Not sure about infection: Poweliks or conhost miner

[Silas Charleaux]

Not sure if infected by Poweliks, COM Surrogate or conhost miner.

I have disk encryption(bitlocker). I have Kaspersky TS 2017 running, still no detection and no flags or warnings.

Also thinking about giving up on it. How does the antivirus does not warn or notice this ridiculous activity that anyone with ctrl+alt+del can spot?

Also after checking process explorer makes, it even more evident. Several different processes injecting one single instance into svchost, conhost and cmd and targeting Chrome with scripts. If I ownership, inherit and delete. It is just swapped by other processes behaving in a exactly same fashion doing the exactly same thing. Note, I did not delete conhost, svchost or cmd, I know they are indispensable. But the injections only increase response until I finish a critical process which prompts a restart. It is tiresome.

It is very subtle, because it is mostly 1 or 2 processes(system32, system32\wbem or syswow64\wbem). The injection does not multiply. Only gets swapped when finished. I notice when it started, because my fan tells me. It affects If I'm gaming, idle or running several tabs on Chrome, which already hogs up a lot of memory.

Anyway, FRST logs are uploaded, I kindly appreciate any help in advance. Also I apologize if there is no infection. It is just weird to see Windows being so persistent in hogging up my memory and launching instances of applications while I'm idle.

 

[Silas Charleaux]

BTW, I manually edited the hosts file to prevent Kaspersky from connecting to hosts and injecting java into Chrome.

 

[Silas Charleaux]

Also I have run sfc /scannow to repair my audiodg file and restore sounds.

 

[TwinHeadedEagle]

Your computer seems clean.

 

[Silas Charleaux]

Is it normal to have svchost.exe being injected by dllhost.exe, unsecapp.exe, rundll32, WmiPrvSE, while other instances of svchost (they are multiple in any Windows installation) being randomly injected by dwm.exe, ctfmon.exe if any of the prior get process tree terminated or suspended? If I successfully end process all trees by being persistent svchost behaves normal, no injections. Until I open chrome or disconnect/connect to web.

I know these are all windows apps, but so does Powershell.

Just so you get an idea:
Poweliks and conhost minor? Both?

Whenever I close the prior, the later get in action and restore the prior to the original state. Also I've read about Poweliks:
Trojan.Poweliks Removal - Removing Help | Symantec

Exactly as it was told in the page above, I had the localserver registry keys placed, as well as Powershell installed (I never installed it) in System32 with took me several permission, inheritance overrides, including learning to use powershell scripts to remove its installation, since permission there was absolute impossible to manually retrieve and software was not listed into Windows Updates for removal.

I don't want to bother you, I just can't fathom that this could be Windows normal behaviour.

 

[Silas Charleaux]

Can we or, if you prefer, give me directions or a follow-up tutorial of tools to run to obtain a second opinion? I'm truly confident on your skills, being who you are. I mean, the usual tools you would use to do a more detailed scan and removal of possible malware. I really dont think Kaspersky is able to handle this one.

 

[Silas Charleaux]

Maybe I'm not having bigger symptoms because I'm using several chrome extensions to block adware, as well as Kaspersky adblocker software.

 

[TwinHeadedEagle]

Yes, svchost as its name says is service host, that is running multiple services at once. You can have a lot of them.

 

[Silas Charleaux]

Yes, svchost as its name says is service host, that is running multiple services at once.
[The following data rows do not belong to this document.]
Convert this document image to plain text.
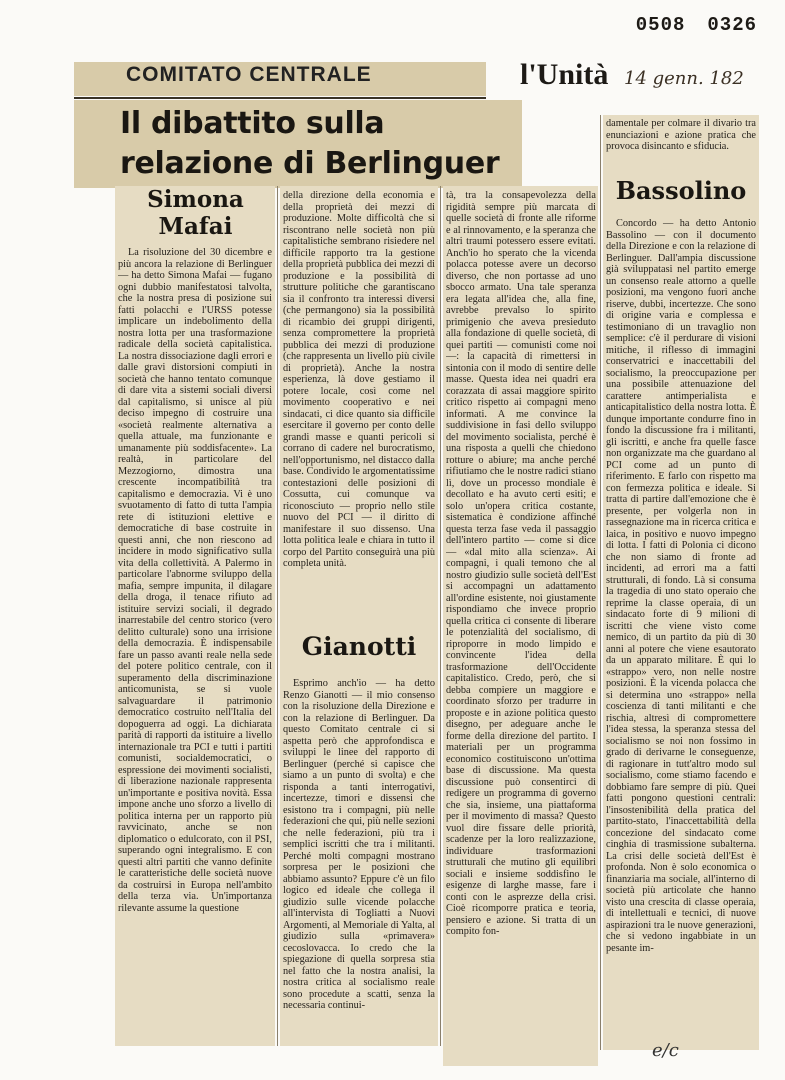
0508 0326
COMITATO CENTRALE	l'Unità 14 genn. 182
Il dibattito sulla relazione di Berlinguer
Simona Mafai

La risoluzione del 30 dicembre e più ancora la relazione di Berlinguer — ha detto Simona Mafai — fugano ogni dubbio manifestatosi talvolta, che la nostra presa di posizione sui fatti polacchi e l'URSS potesse implicare un indebolimento della nostra lotta per una trasformazione radicale della società capitalistica. La nostra dissociazione dagli errori e dalle gravi distorsioni compiuti in società che hanno tentato comunque di dare vita a sistemi sociali diversi dal capitalismo, si unisce al più deciso impegno di costruire una «società realmente alternativa a quella attuale, ma funzionante e umanamente più soddisfacente». La realtà, in particolare del Mezzogiorno, dimostra una crescente incompatibilità tra capitalismo e democrazia. Vi è uno svuotamento di fatto di tutta l'ampia rete di istituzioni elettive e democratiche di base costruite in questi anni, che non riescono ad incidere in modo significativo sulla vita della collettività. A Palermo in particolare l'abnorme sviluppo della mafia, sempre impunita, il dilagare della droga, il tenace rifiuto ad istituire servizi sociali, il degrado inarrestabile del centro storico (vero delitto culturale) sono una irrisione della democrazia. È indispensabile fare un passo avanti reale nella sede del potere politico centrale, con il superamento della discriminazione anticomunista, se si vuole salvaguardare il patrimonio democratico costruito nell'Italia del dopoguerra ad oggi. La dichiarata parità di rapporti da istituire a livello internazionale tra PCI e tutti i partiti comunisti, socialdemocratici, o espressione dei movimenti socialisti, di liberazione nazionale rappresenta un'importante e positiva novità. Essa impone anche uno sforzo a livello di politica interna per un rapporto più ravvicinato, anche se non diplomatico o edulcorato, con il PSI, superando ogni integralismo. E con questi altri partiti che vanno definite le caratteristiche delle società nuove da costruirsi in Europa nell'ambito della terza via. Un'importanza rilevante assume la questione

della direzione della economia e della proprietà dei mezzi di produzione. Molte difficoltà che si riscontrano nelle società non più capitalistiche sembrano risiedere nel difficile rapporto tra la gestione della proprietà pubblica dei mezzi di produzione e la possibilità di strutture politiche che garantiscano sia il confronto tra interessi diversi (che permangono) sia la possibilità di ricambio dei gruppi dirigenti, senza compromettere la proprietà pubblica dei mezzi di produzione (che rappresenta un livello più civile di proprietà). Anche la nostra esperienza, là dove gestiamo il potere locale, così come nel movimento cooperativo e nei sindacati, ci dice quanto sia difficile esercitare il governo per conto delle grandi masse e quanti pericoli si corrano di cadere nel burocratismo, nell'opportunismo, nel distacco dalla base. Condivido le argomentatissime contestazioni delle posizioni di Cossutta, cui comunque va riconosciuto — proprio nello stile nuovo del PCI — il diritto di manifestare il suo dissenso. Una lotta politica leale e chiara in tutto il corpo del Partito conseguirà una più completa unità.

Gianotti

Esprimo anch'io — ha detto Renzo Gianotti — il mio consenso con la risoluzione della Direzione e con la relazione di Berlinguer. Da questo Comitato centrale ci si aspetta però che approfondisca e sviluppi le linee del rapporto di Berlinguer (perché si capisce che siamo a un punto di svolta) e che risponda a tanti interrogativi, incertezze, timori e dissensi che esistono tra i compagni, più nelle federazioni che qui, più nelle sezioni che nelle federazioni, più tra i semplici iscritti che tra i militanti. Perché molti compagni mostrano sorpresa per le posizioni che abbiamo assunto? Eppure c'è un filo logico ed ideale che collega il giudizio sulle vicende polacche all'intervista di Togliatti a Nuovi Argomenti, al Memoriale di Yalta, al giudizio sulla «primavera» cecoslovacca. Io credo che la spiegazione di quella sorpresa stia nel fatto che la nostra analisi, la nostra critica al socialismo reale sono procedute a scatti, senza la necessaria continui-

tà, tra la consapevolezza della rigidità sempre più marcata di quelle società di fronte alle riforme e al rinnovamento, e la speranza che altri traumi potessero essere evitati. Anch'io ho sperato che la vicenda polacca potesse avere un decorso diverso, che non portasse ad uno sbocco armato. Una tale speranza era legata all'idea che, alla fine, avrebbe prevalso lo spirito primigenio che aveva presieduto alla fondazione di quelle società, di quei partiti — comunisti come noi —: la capacità di rimettersi in sintonia con il modo di sentire delle masse. Questa idea nei quadri era corazzata di assai maggiore spirito critico rispetto ai compagni meno informati. A me convince la suddivisione in fasi dello sviluppo del movimento socialista, perché è una risposta a quelli che chiedono rotture o abiure; ma anche perché rifiutiamo che le nostre radici stiano lì, dove un processo mondiale è decollato e ha avuto certi esiti; e solo un'opera critica costante, sistematica è condizione affinché questa terza fase veda il passaggio dell'intero partito — come si dice — «dal mito alla scienza». Ai compagni, i quali temono che al nostro giudizio sulle società dell'Est si accompagni un adattamento all'ordine esistente, noi giustamente rispondiamo che invece proprio quella critica ci consente di liberare le potenzialità del socialismo, di riproporre in modo limpido e convincente l'idea della trasformazione dell'Occidente capitalistico. Credo, però, che si debba compiere un maggiore e coordinato sforzo per tradurre in proposte e in azione politica questo disegno, per adeguare anche le forme della direzione del partito. I materiali per un programma economico costituiscono un'ottima base di discussione. Ma questa discussione può consentirci di redigere un programma di governo che sia, insieme, una piattaforma per il movimento di massa? Questo vuol dire fissare delle priorità, scadenze per la loro realizzazione, individuare trasformazioni strutturali che mutino gli equilibri sociali e insieme soddisfino le esigenze di larghe masse, fare i conti con le asprezze della crisi. Cioè ricomporre pratica e teoria, pensiero e azione. Si tratta di un compito fon-

damentale per colmare il divario tra enunciazioni e azione pratica che provoca disincanto e sfiducia.

Bassolino

Concordo — ha detto Antonio Bassolino — con il documento della Direzione e con la relazione di Berlinguer. Dall'ampia discussione già sviluppatasi nel partito emerge un consenso reale attorno a quelle posizioni, ma vengono fuori anche riserve, dubbi, incertezze. Che sono di origine varia e complessa e testimoniano di un travaglio non semplice: c'è il perdurare di visioni mitiche, il riflesso di immagini conservatrici e inaccettabili del socialismo, la preoccupazione per una possibile attenuazione del carattere antimperialista e anticapitalistico della nostra lotta. È dunque importante condurre fino in fondo la discussione fra i militanti, gli iscritti, e anche fra quelle fasce non organizzate ma che guardano al PCI come ad un punto di riferimento. E farlo con rispetto ma con fermezza politica e ideale. Si tratta di partire dall'emozione che è presente, per volgerla non in rassegnazione ma in ricerca critica e laica, in positivo e nuovo impegno di lotta. I fatti di Polonia ci dicono che non siamo di fronte ad incidenti, ad errori ma a fatti strutturali, di fondo. Là si consuma la tragedia di uno stato operaio che reprime la classe operaia, di un sindacato forte di 9 milioni di iscritti che viene visto come nemico, di un partito da più di 30 anni al potere che viene esautorato da un apparato militare. È qui lo «strappo» vero, non nelle nostre posizioni. È la vicenda polacca che si determina uno «strappo» nella coscienza di tanti militanti e che rischia, altresì di compromettere l'idea stessa, la speranza stessa del socialismo se noi non fossimo in grado di derivarne le conseguenze, di ragionare in tutt'altro modo sul socialismo, come stiamo facendo e dobbiamo fare sempre di più. Quei fatti pongono questioni centrali: l'insostenibilità della pratica del partito-stato, l'inaccettabilità della concezione del sindacato come cinghia di trasmissione subalterna. La crisi delle società dell'Est è profonda. Non è solo economica o finanziaria ma sociale, all'interno di società più articolate che hanno visto una crescita di classe operaia, di intellettuali e tecnici, di nuove aspirazioni tra le nuove generazioni, che si vedono ingabbiate in un pesante im-

e/c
You can have a lot of them.

Look, I really don't understand your lack of willingness to run the usual tools with me. But I understand that as personal choice you can just chose to not do it. It is voluntary work. But If I can't count with our help, where else should I go?

I have all the weird and protected registry keys related to the infections I mentioned. I have all the 5-1-21 administrator accounts permissions set in several important files and dlls. I have some BSODs happening whenever I try to run aswMBR. Zoek doesn't start, RogueKillerCMD too. RogueKiller found up to 7 PUP. Several other scans crash and BSOD when I scan.

You think that is really normal. By the time we are talking my machine is going to trash already since I do not have someone who know these tools and could give me a hand. Thank you anyway.

 

[TwinHeadedEagle]

I usually don't like providing help to people who start messing with their system and things they don't know why they are there and what they serve for. I always check the logs for signs of malware, nobody has ever been denied to get their logs checked.

Why I do like that. Because such people probably messed their system beyond repair and it is only a waste of time. Especially if they start googling about some file or process and try to delete system file or folder.

You can open your topic here for further help:

Off Topic

 

[Silas Charleaux]

Why? I really not trying to start an off-topic conversation. I'm just trying to get rid of an infection. I already asked for your help twice and you twice rejected under personal reasons I state and completely understand. There is no need for further asinine behaviour from both of us. Thanks a lot.